Utilizing copious amounts of South African photo reconnaissance, the landing craft expertly navigated the coral reefs and disgorged their troops on shore about ten miles from the port in the early hours of 5 May 1942. The landings were generally unopposed, but just inland the brigades ran into tenacious and well planned French resistance which lasted all day and into the next. Despite advantages in almost every category, including airpower, the British advance was stopped cold by the French and the tirailleurs. The deadlock was only broken when the old destroyer HMS Anthony pulled alongside the Ramillies and embarked its compliment of fifty Royal Marines who until then were destined to listen to the fighting on shore in between watches on the big ship. That evening, the Anthony sailed around to the east end of the island and approached Diego Suarez from behind, past French defenses completely surprised by the audacious maneuver. Despite heavy incoming fire, the destroyer pulled up to the quay with guns blazing and the fifty Royal Marines swarmed ashore. They rushed into the port and created a “disturbance in the town out of all proportion to their numbers”. They stormed the French commandant’s house and headquarters, the naval barracks, and rounded up and captured every Frenchman they could find. When news of the naval commandant and garrison commander’s surrender reached the front lines and fighting some miles away to the west, the French resistance crumbled. However, their surrender only affected the fixed French fortifications around the port, and the French governor maintained control of most of the tirailleurs. They withdrew into the interior of the large island where they would continue resistance for another six months. The governor only surrendered after receiving news of the Vichy French capitulation in North Africa after the Operation Torch landings in November.

Operation Ironclad was the first successful large scale Allied amphibious invasion of the Second World War.

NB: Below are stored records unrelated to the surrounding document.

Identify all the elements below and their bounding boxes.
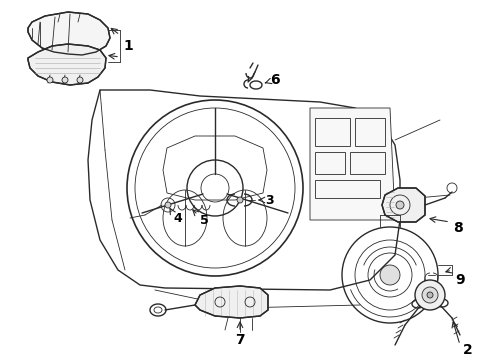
Circle shape [426, 292, 432, 298]
Bar [354, 118, 384, 146]
Circle shape [414, 280, 444, 310]
Text: 4: 4 [173, 212, 182, 225]
Text: 6: 6 [270, 73, 279, 87]
Polygon shape [28, 44, 106, 85]
Circle shape [379, 265, 399, 285]
Text: 2: 2 [462, 343, 472, 357]
Bar [314, 180, 379, 198]
Text: 9: 9 [454, 273, 464, 287]
Text: 8: 8 [452, 221, 462, 235]
Text: 1: 1 [123, 39, 133, 53]
Polygon shape [309, 108, 394, 220]
Circle shape [77, 77, 83, 83]
Text: 7: 7 [235, 333, 244, 347]
Bar [314, 152, 345, 174]
Bar [349, 152, 384, 174]
Polygon shape [381, 188, 424, 222]
Bar [314, 118, 349, 146]
Polygon shape [195, 286, 267, 318]
Circle shape [421, 287, 437, 303]
Circle shape [164, 202, 171, 208]
Circle shape [237, 197, 243, 203]
Circle shape [395, 201, 403, 209]
Polygon shape [28, 12, 110, 55]
Text: 3: 3 [265, 194, 274, 207]
Circle shape [62, 77, 68, 83]
Text: 5: 5 [199, 213, 208, 226]
Circle shape [47, 77, 53, 83]
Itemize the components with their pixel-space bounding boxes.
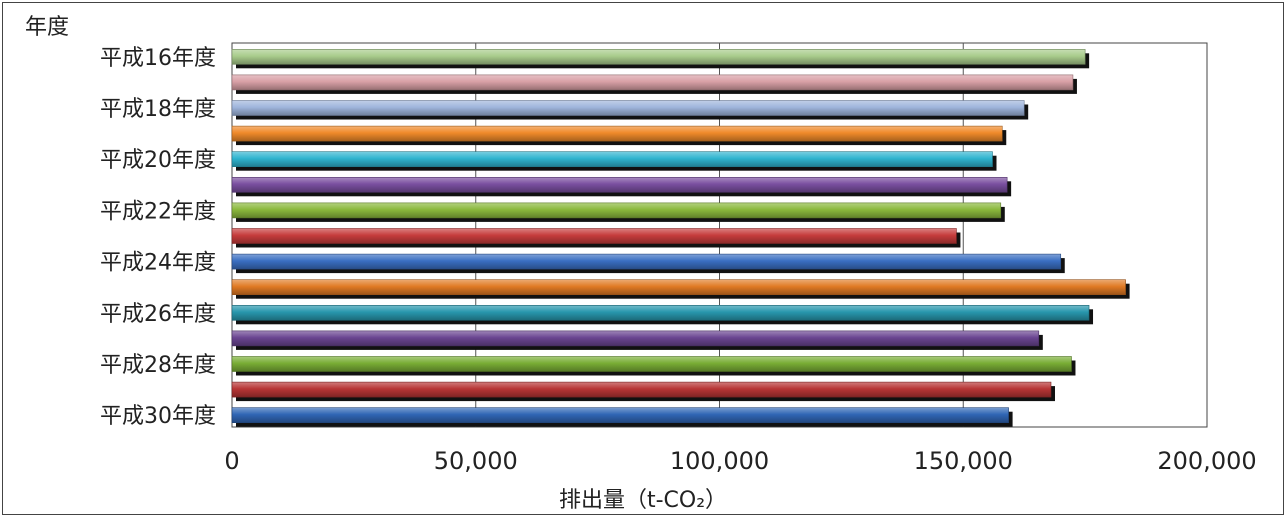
category-label: 平成18年度 bbox=[100, 97, 216, 122]
category-label: 平成26年度 bbox=[100, 302, 216, 327]
bar bbox=[231, 407, 1009, 424]
category-label: 平成22年度 bbox=[100, 199, 216, 224]
bar bbox=[231, 330, 1040, 347]
bar bbox=[231, 177, 1008, 193]
bar bbox=[231, 125, 1003, 142]
bar bbox=[231, 100, 1025, 116]
x-tick-label: 200,000 bbox=[1157, 447, 1256, 475]
category-label: 平成16年度 bbox=[100, 46, 216, 71]
x-tick-label: 100,000 bbox=[670, 447, 769, 475]
x-tick-label: 150,000 bbox=[914, 447, 1013, 475]
category-label: 平成30年度 bbox=[100, 404, 216, 429]
bar bbox=[231, 356, 1072, 372]
x-tick-label: 50,000 bbox=[434, 447, 518, 475]
category-label: 平成20年度 bbox=[100, 148, 216, 173]
category-label: 平成24年度 bbox=[100, 251, 216, 276]
bar bbox=[231, 48, 1086, 65]
category-label: 平成28年度 bbox=[100, 353, 216, 378]
bar bbox=[231, 253, 1062, 270]
bar bbox=[231, 228, 957, 244]
bar bbox=[231, 381, 1052, 398]
bar bbox=[231, 151, 993, 167]
bar bbox=[231, 202, 1002, 219]
bars bbox=[231, 48, 1130, 427]
emissions-bar-chart: 平成16年度平成18年度平成20年度平成22年度平成24年度平成26年度平成28… bbox=[25, 15, 1257, 513]
x-axis-title: 排出量（t-CO₂） bbox=[559, 488, 727, 513]
x-tick-label: 0 bbox=[224, 447, 239, 475]
bar bbox=[231, 304, 1090, 321]
bar bbox=[231, 74, 1074, 91]
x-tick-labels: 0 50,000 100,000 150,000 200,000 bbox=[224, 447, 1256, 475]
bar bbox=[231, 279, 1126, 296]
y-axis-title: 年度 bbox=[25, 15, 69, 40]
category-labels: 平成16年度平成18年度平成20年度平成22年度平成24年度平成26年度平成28… bbox=[100, 46, 216, 429]
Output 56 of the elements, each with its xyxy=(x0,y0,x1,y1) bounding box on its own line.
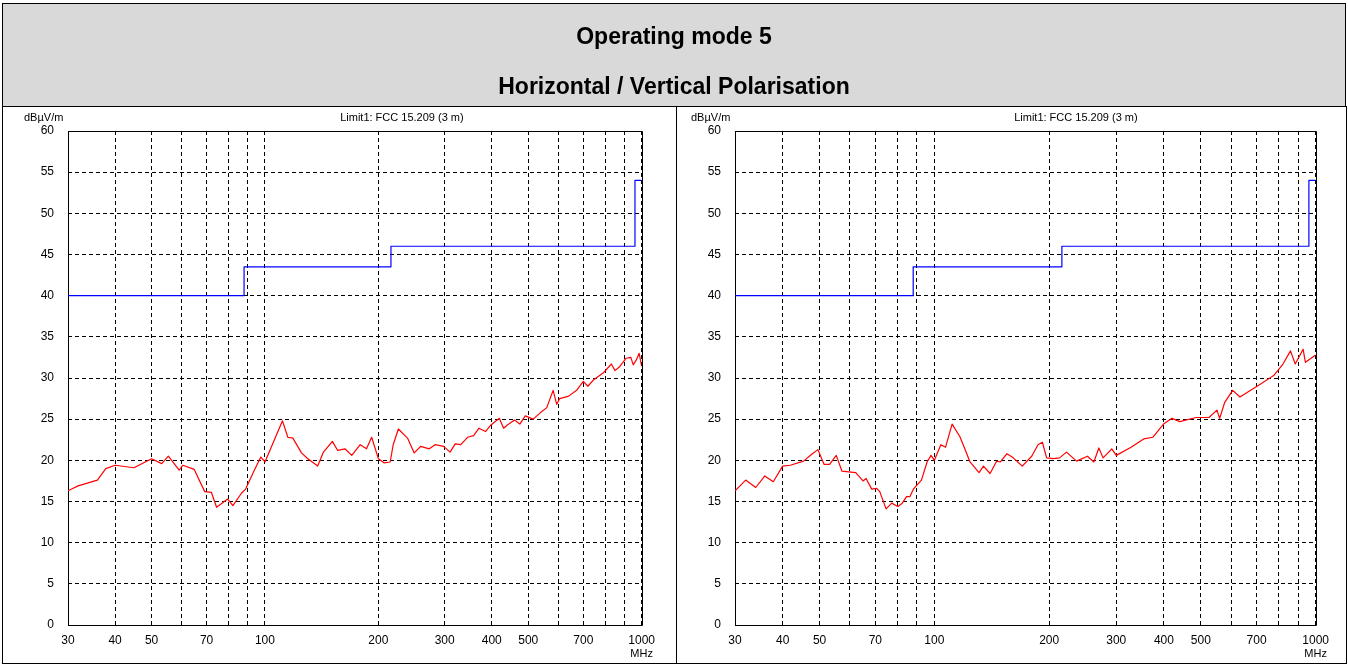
y-tick-label: 30 xyxy=(707,370,722,385)
x-axis-title: MHz xyxy=(630,647,653,660)
x-axis-title: MHz xyxy=(1304,647,1327,660)
y-tick-label: 25 xyxy=(40,411,55,426)
x-tick-label: 30 xyxy=(728,632,742,647)
y-axis-title: dBµV/m xyxy=(24,111,64,124)
y-tick-label: 55 xyxy=(40,164,55,179)
x-tick-label: 100 xyxy=(254,632,276,647)
y-tick-label: 30 xyxy=(40,370,55,385)
y-tick-label: 20 xyxy=(707,452,722,467)
y-tick-label: 40 xyxy=(707,287,722,302)
x-tick-label: 300 xyxy=(1106,632,1127,647)
y-tick-label: 5 xyxy=(714,576,722,591)
y-tick-label: 10 xyxy=(707,534,722,549)
y-tick-label: 60 xyxy=(40,123,55,138)
x-tick-label: 700 xyxy=(573,632,594,647)
y-tick-label: 15 xyxy=(707,493,722,508)
y-tick-label: 45 xyxy=(40,246,55,261)
x-tick-label: 50 xyxy=(812,632,827,647)
y-tick-label: 35 xyxy=(707,329,722,344)
y-tick-label: 45 xyxy=(707,246,722,261)
y-tick-label: 35 xyxy=(40,329,55,344)
y-tick-label: 40 xyxy=(40,287,55,302)
x-tick-label: 40 xyxy=(108,632,123,647)
y-tick-label: 55 xyxy=(707,164,722,179)
chart-title: Operating mode 5 xyxy=(575,22,773,50)
x-tick-label: 400 xyxy=(481,632,503,647)
y-tick-label: 60 xyxy=(707,123,722,138)
y-tick-label: 0 xyxy=(47,617,55,632)
y-tick-label: 10 xyxy=(40,534,55,549)
x-tick-label: 50 xyxy=(144,632,159,647)
y-axis-title: dBµV/m xyxy=(691,111,731,124)
y-tick-label: 50 xyxy=(707,205,722,220)
x-tick-label: 500 xyxy=(1190,632,1212,647)
x-tick-label: 500 xyxy=(518,632,539,647)
y-tick-label: 20 xyxy=(40,452,55,467)
x-tick-label: 70 xyxy=(199,632,214,647)
text: Limit1: FCC 15.209 (3 m) xyxy=(1014,111,1138,124)
x-tick-label: 1000 xyxy=(1302,632,1330,647)
y-tick-label: 0 xyxy=(714,617,722,632)
text: Limit1: FCC 15.209 (3 m) xyxy=(340,111,464,124)
x-tick-label: 70 xyxy=(868,632,883,647)
chart-subtitle: Horizontal / Vertical Polarisation xyxy=(497,72,851,100)
x-tick-label: 200 xyxy=(368,632,389,647)
y-tick-label: 15 xyxy=(40,493,55,508)
x-tick-label: 40 xyxy=(775,632,790,647)
x-tick-label: 700 xyxy=(1246,632,1267,647)
x-tick-label: 1000 xyxy=(628,632,656,647)
y-tick-label: 25 xyxy=(707,411,722,426)
y-tick-label: 5 xyxy=(47,576,55,591)
x-tick-label: 30 xyxy=(61,632,75,647)
x-tick-label: 200 xyxy=(1039,632,1060,647)
y-tick-label: 50 xyxy=(40,205,55,220)
x-tick-label: 400 xyxy=(1153,632,1175,647)
x-tick-label: 300 xyxy=(434,632,456,647)
x-tick-label: 100 xyxy=(924,632,945,647)
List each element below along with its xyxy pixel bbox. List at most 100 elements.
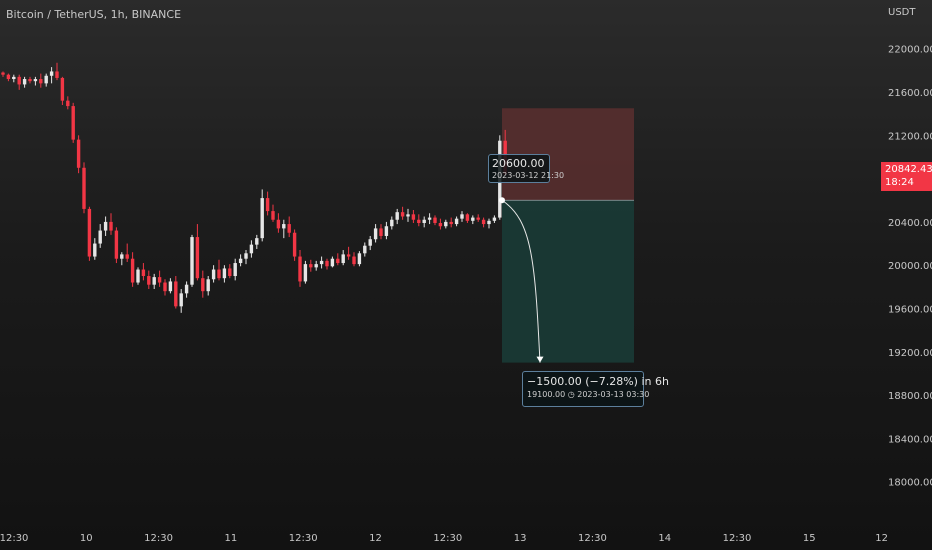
candle-body-0 bbox=[1, 72, 5, 75]
candle-62 bbox=[336, 253, 340, 266]
y-tick-1: 21600.00 bbox=[888, 88, 932, 99]
candle-body-43 bbox=[233, 263, 237, 277]
result-summary: −1500.00 (−7.28%) in 6h bbox=[527, 375, 669, 388]
candle-body-60 bbox=[325, 260, 329, 267]
candle-77 bbox=[417, 214, 421, 227]
candle-body-6 bbox=[33, 79, 38, 82]
entry-tag[interactable]: 20600.00 2023-03-12 21:30 bbox=[488, 154, 564, 183]
candle-body-45 bbox=[244, 253, 248, 259]
candle-7 bbox=[39, 73, 43, 88]
time-axis[interactable]: 12:30 10 12:30 11 12:30 12 12:30 13 12:30 14 12:30… bbox=[0, 533, 888, 544]
candle-61 bbox=[330, 256, 335, 268]
candle-body-24 bbox=[130, 258, 135, 283]
candle-27 bbox=[147, 270, 151, 290]
result-tag[interactable]: −1500.00 (−7.28%) in 6h 19100.00 ◷ 2023-… bbox=[522, 371, 669, 407]
target-zone bbox=[502, 200, 634, 363]
candle-30 bbox=[163, 279, 167, 296]
candle-body-56 bbox=[303, 264, 308, 282]
candle-body-87 bbox=[471, 217, 475, 221]
candle-body-91 bbox=[492, 217, 497, 221]
candle-body-77 bbox=[417, 219, 421, 223]
candle-body-28 bbox=[152, 277, 156, 285]
candle-body-57 bbox=[309, 264, 313, 268]
candle-29 bbox=[157, 270, 162, 287]
candle-body-31 bbox=[168, 281, 173, 292]
candle-2 bbox=[12, 74, 16, 83]
candle-64 bbox=[346, 246, 351, 260]
x-tick-8: 12:30 bbox=[578, 533, 607, 544]
candle-body-15 bbox=[82, 167, 86, 209]
y-tick-6: 19600.00 bbox=[888, 305, 932, 316]
x-tick-9: 14 bbox=[658, 533, 671, 544]
candle-body-17 bbox=[93, 243, 97, 257]
interval: 1h bbox=[110, 8, 125, 21]
candle-body-52 bbox=[282, 224, 286, 229]
last-price-label: 20842.43 18:24 bbox=[881, 162, 932, 191]
candle-49 bbox=[265, 191, 270, 216]
candle-41 bbox=[222, 265, 227, 283]
clock-icon: ◷ bbox=[567, 390, 575, 399]
projection-path bbox=[499, 197, 544, 363]
candle-body-36 bbox=[195, 237, 200, 279]
candle-body-61 bbox=[330, 258, 335, 267]
candle-75 bbox=[406, 208, 410, 222]
candle-body-85 bbox=[460, 214, 464, 219]
candle-body-63 bbox=[341, 254, 345, 264]
candle-body-78 bbox=[422, 219, 426, 223]
candle-23 bbox=[125, 243, 129, 262]
y-tick-5: 20000.00 bbox=[888, 261, 932, 272]
candle-68 bbox=[368, 235, 372, 251]
sep-1: , bbox=[103, 8, 111, 21]
candle-body-54 bbox=[292, 232, 297, 257]
candle-body-5 bbox=[28, 79, 32, 82]
candle-38 bbox=[206, 276, 210, 296]
candle-body-10 bbox=[55, 71, 59, 78]
candle-34 bbox=[184, 281, 189, 298]
candle-31 bbox=[168, 278, 173, 294]
candle-body-44 bbox=[238, 258, 243, 264]
candle-69 bbox=[373, 224, 378, 243]
candle-43 bbox=[233, 258, 237, 281]
currency-label: USDT bbox=[888, 7, 916, 18]
candle-53 bbox=[287, 216, 291, 238]
candle-body-67 bbox=[363, 245, 367, 254]
candle-32 bbox=[174, 276, 178, 309]
candle-14 bbox=[76, 135, 81, 174]
candle-body-74 bbox=[400, 212, 405, 217]
candle-25 bbox=[136, 267, 140, 285]
candle-42 bbox=[228, 264, 232, 279]
candle-body-83 bbox=[449, 221, 453, 225]
candle-90 bbox=[487, 218, 491, 229]
candle-body-50 bbox=[271, 211, 275, 220]
candle-36 bbox=[195, 224, 200, 281]
candle-body-48 bbox=[260, 198, 264, 239]
x-tick-3: 11 bbox=[225, 533, 238, 544]
candle-body-1 bbox=[6, 74, 11, 80]
candle-body-27 bbox=[147, 276, 151, 285]
y-tick-7: 19200.00 bbox=[888, 348, 932, 359]
candle-body-73 bbox=[395, 212, 399, 220]
candle-body-80 bbox=[433, 217, 437, 223]
symbol-header: Bitcoin / TetherUS, 1h, BINANCE bbox=[6, 8, 181, 21]
candle-body-14 bbox=[76, 139, 81, 168]
candle-body-29 bbox=[157, 277, 162, 283]
candle-body-89 bbox=[481, 219, 486, 225]
candle-body-76 bbox=[411, 214, 416, 220]
candle-84 bbox=[454, 216, 459, 227]
x-tick-4: 12:30 bbox=[289, 533, 318, 544]
price-axis[interactable]: 22000.0021600.0021200.0020800.0020400.00… bbox=[888, 45, 932, 489]
candle-body-86 bbox=[465, 214, 470, 221]
target-price: 19100.00 bbox=[527, 390, 566, 399]
candle-body-40 bbox=[217, 269, 221, 279]
candle-54 bbox=[292, 229, 297, 261]
candle-17 bbox=[93, 238, 97, 260]
projection-curve bbox=[501, 199, 541, 363]
candle-0 bbox=[1, 71, 5, 77]
result-detail: 19100.00 ◷ 2023-03-13 03:30 bbox=[527, 389, 649, 401]
candle-body-66 bbox=[357, 253, 362, 265]
candle-70 bbox=[379, 224, 383, 240]
candle-body-20 bbox=[109, 221, 113, 231]
candle-body-30 bbox=[163, 282, 167, 292]
target-time: 2023-03-13 03:30 bbox=[577, 390, 650, 399]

After the disaster of the invasion of Norway in 1940, the Allies came a long way in amphibious operational competency, mainly through the tactics, techniques, procedures, and specialized craft and equipment employed and improved upon by Lord Mountbatten’s Combined Operations and commandos. The lessons learned during the planning, preparation, and execution of Ironclad paved the way for larger and more successful (and not so successful) operations in 1942, such as the Raid on Dieppe, the Watchtower landings on Guadalcanal, and the Torch landings in North Africa.